Les deux trônes surmontés de leurs dais dominaient tout. A la droite du trône du roi était le fauteuil de Campeggio, et à la droite du trône de la reine, le fauteuil de Wolsey. Les deux cardinaux avaient choisi pour coadjuteurs: Longland, évêque de Lincoln et confesseur du roi; Clerk, évêque de Bath; John Islip, abbé de Westminster, et John Taylor, maître des rôles. Le secrétaire de ce tribunal exceptionnel était Gardiner, et l'appariteur, Cook, un jurisconsulte, un humaniste et un commentateur biblique. Les avocats du roi étaient Trigonel et Peter, John Bell et Richard Sampson. Les conseillers de la reine étaient Warham, Fisher et Standish, trois évêques.
Les simples fauteuils des légats étaient moralement plus élevés que les trônes du roi et de la reine. Car, que représentaient les trônes? des sièges d'accusés ou de parties; et les fauteuils? des sièges de juges.

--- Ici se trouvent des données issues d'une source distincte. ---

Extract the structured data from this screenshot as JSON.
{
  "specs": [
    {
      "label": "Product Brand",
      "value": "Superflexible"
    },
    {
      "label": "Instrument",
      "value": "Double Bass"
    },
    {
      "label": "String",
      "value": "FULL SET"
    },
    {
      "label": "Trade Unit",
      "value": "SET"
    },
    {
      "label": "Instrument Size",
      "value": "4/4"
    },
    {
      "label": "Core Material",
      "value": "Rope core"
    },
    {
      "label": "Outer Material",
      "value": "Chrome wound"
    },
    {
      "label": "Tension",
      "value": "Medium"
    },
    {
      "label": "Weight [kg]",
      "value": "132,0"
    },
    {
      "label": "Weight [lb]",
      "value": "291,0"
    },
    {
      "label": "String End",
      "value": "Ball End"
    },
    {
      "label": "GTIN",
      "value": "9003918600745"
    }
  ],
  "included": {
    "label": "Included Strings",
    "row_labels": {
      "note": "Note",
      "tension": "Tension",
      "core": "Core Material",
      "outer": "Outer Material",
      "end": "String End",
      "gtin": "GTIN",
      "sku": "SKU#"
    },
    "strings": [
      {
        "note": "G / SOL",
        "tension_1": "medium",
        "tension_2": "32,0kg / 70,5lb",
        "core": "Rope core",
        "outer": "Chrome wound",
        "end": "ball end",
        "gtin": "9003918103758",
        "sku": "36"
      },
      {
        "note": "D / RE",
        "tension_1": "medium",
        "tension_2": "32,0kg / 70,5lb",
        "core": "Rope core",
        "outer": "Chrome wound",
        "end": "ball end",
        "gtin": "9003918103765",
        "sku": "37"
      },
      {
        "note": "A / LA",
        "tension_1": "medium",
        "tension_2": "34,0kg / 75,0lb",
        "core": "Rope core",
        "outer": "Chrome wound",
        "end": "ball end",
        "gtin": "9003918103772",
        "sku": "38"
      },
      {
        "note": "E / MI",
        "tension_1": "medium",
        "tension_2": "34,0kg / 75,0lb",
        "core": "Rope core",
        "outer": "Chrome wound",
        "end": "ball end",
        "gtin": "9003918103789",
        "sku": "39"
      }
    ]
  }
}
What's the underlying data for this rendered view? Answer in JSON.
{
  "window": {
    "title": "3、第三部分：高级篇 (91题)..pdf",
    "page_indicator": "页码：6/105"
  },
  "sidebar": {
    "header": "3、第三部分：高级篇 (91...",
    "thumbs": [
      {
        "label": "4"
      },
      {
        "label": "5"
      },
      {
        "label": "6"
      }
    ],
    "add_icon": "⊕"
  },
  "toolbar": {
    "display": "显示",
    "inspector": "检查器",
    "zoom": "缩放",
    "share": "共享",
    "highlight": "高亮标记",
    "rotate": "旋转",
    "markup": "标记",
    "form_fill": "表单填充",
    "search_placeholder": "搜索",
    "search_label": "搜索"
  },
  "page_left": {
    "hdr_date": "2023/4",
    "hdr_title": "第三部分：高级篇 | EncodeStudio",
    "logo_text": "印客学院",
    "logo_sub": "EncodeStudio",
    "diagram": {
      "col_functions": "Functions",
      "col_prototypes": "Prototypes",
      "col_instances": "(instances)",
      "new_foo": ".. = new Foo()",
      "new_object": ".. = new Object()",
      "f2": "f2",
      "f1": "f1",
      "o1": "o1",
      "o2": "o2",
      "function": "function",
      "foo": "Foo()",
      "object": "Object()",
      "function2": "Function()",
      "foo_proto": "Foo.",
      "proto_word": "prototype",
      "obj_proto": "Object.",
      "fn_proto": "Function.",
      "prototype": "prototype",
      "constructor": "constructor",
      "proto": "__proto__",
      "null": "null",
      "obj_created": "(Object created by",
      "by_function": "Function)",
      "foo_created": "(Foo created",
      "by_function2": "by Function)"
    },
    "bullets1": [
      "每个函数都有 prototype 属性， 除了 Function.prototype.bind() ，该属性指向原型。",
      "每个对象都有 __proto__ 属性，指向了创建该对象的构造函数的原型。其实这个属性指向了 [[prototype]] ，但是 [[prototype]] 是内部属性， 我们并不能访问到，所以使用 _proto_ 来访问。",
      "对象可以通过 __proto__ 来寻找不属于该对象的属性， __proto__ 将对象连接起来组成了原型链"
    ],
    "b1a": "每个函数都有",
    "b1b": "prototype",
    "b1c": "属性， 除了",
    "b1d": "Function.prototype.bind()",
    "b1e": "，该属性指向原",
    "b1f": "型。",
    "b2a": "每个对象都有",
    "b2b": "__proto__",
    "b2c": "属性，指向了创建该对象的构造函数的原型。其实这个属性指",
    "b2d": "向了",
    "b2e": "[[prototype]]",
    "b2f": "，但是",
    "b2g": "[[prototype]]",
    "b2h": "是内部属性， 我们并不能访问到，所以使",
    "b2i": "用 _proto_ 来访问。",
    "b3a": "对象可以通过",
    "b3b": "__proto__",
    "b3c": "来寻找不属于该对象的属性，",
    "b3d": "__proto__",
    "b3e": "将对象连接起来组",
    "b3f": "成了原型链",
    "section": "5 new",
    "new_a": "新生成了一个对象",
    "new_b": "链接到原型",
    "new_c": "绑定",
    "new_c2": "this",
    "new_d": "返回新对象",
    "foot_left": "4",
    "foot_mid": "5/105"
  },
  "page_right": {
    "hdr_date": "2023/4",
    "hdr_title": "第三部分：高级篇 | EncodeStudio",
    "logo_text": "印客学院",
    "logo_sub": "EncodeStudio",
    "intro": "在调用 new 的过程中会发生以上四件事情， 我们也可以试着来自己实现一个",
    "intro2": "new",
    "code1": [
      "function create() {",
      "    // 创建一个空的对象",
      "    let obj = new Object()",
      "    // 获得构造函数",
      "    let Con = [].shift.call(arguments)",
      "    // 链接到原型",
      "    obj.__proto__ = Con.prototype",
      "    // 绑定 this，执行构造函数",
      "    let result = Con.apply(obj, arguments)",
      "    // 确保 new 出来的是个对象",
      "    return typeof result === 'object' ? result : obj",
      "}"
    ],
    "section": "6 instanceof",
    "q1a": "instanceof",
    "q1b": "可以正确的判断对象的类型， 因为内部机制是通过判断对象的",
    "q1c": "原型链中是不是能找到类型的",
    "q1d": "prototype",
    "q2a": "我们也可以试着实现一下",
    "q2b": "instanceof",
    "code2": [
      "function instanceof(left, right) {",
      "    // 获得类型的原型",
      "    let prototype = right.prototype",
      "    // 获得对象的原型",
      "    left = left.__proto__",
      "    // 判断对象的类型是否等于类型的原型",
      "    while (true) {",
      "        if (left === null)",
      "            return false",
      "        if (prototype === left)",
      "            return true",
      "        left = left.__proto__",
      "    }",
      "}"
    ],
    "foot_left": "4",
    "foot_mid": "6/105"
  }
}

La cour se fonda dans la première séance. Le confesseur du roi présenta la _pollicitation_ du pape. Campeggio la lut. Cette pollicitation était l'acte constitutif du tribunal des légats. Pleins pouvoirs leur étaient donnés. Mais la bulle décrétale par laquelle Clément VII s'engageait, dans l'hypothèse d'un arrêt de divorce, à casser le premier mariage du roi et à lui en permettre un autre, la bulle décrétale montrée à Wolsey et à Henri, où était-elle? probablement Campeggio l'avait brûlée. Le pape et lui s'étaient raillés du roi et ourdissaient artificieusement, à force de mensonges, de réticences, d'hypocrisies accumulées, une comédie d'intrigue devant l'Europe. Clément VII ne cherchait qu'à endormir et à duper Henri VIII, jusqu'au traité que le saint-père élaborait mystérieusement avec l'empereur.
La cour des légats était un piége flagrant pour Henri. Elle cita le roi et la reine à comparaître dans son enceinte.
La reine se présenta, le 18 juin 1529, et déclina la compétence des légats. Elle se présenta de nouveau le 28 juin. Le roi prit place sur son trône, elle sur le sien et les deux légats occupèrent leurs fauteuils. Les autres assistants étaient soit sur des chaises, soit sur des tabourets, soit debout.
Cook, qui remplissait les fonctions d'appariteur, appela le roi, et le roi répondit: «Me voici.» La reine fut appelée à son tour; elle descendit silencieusement de son trône, et, se rapprochant du trône du roi, elle en monta les degrés. Alors tombant à deux genoux devant Henri, et les mains suppliantes comme la voix, elle dit avec une inexprimable émotion: «Sire, pitié et justice, voilà ce que j'implore. Soyez pour moi, car tous ici sont contre moi. L'un des légats est votre chancelier, l'autre votre évêque de Salisbury. Je ne suis qu'une femme, seule, sans parents, sans amis, sur une terre étrangère. Je n'ai d'autre protecteur que vous. En quoi, monseigneur, ai-je pu vous offenser? Depuis plus de vingt ans j'ai presque oublié Dieu et ses saints, tant j'ai été absorbée en vous. Je n'ai mis aucune borne à ma tendresse, à mes complaisances. Vous avez eu de moi plusieurs enfants. Quand j'entrai dans votre couche, j'étais vierge, vous le savez, et je suis restée pure. Comment ose-t-on attenter à un mariage cimenté par votre père Henri VII, par mon père Ferdinand le Catholique et par le pape Jules II, de glorieuse mémoire? Nul n'a le droit de briser les liens qui nous unissent. Les légats sont mes ennemis, je les récuse. Sire, je ne veux que vous pour juge. Ah! soyez miséricordieux. Rendez-moi mes droits anciens, mes droits sur votre cœur, mes droits d'épouse, de reine et de mère. Si vous m'abandonnez, Sire, je n'aurai plus que Dieu. Ah! mon Seigneur, mon bien aimé Henri, pitié pour votre compagne fidèle, pitié et justice!»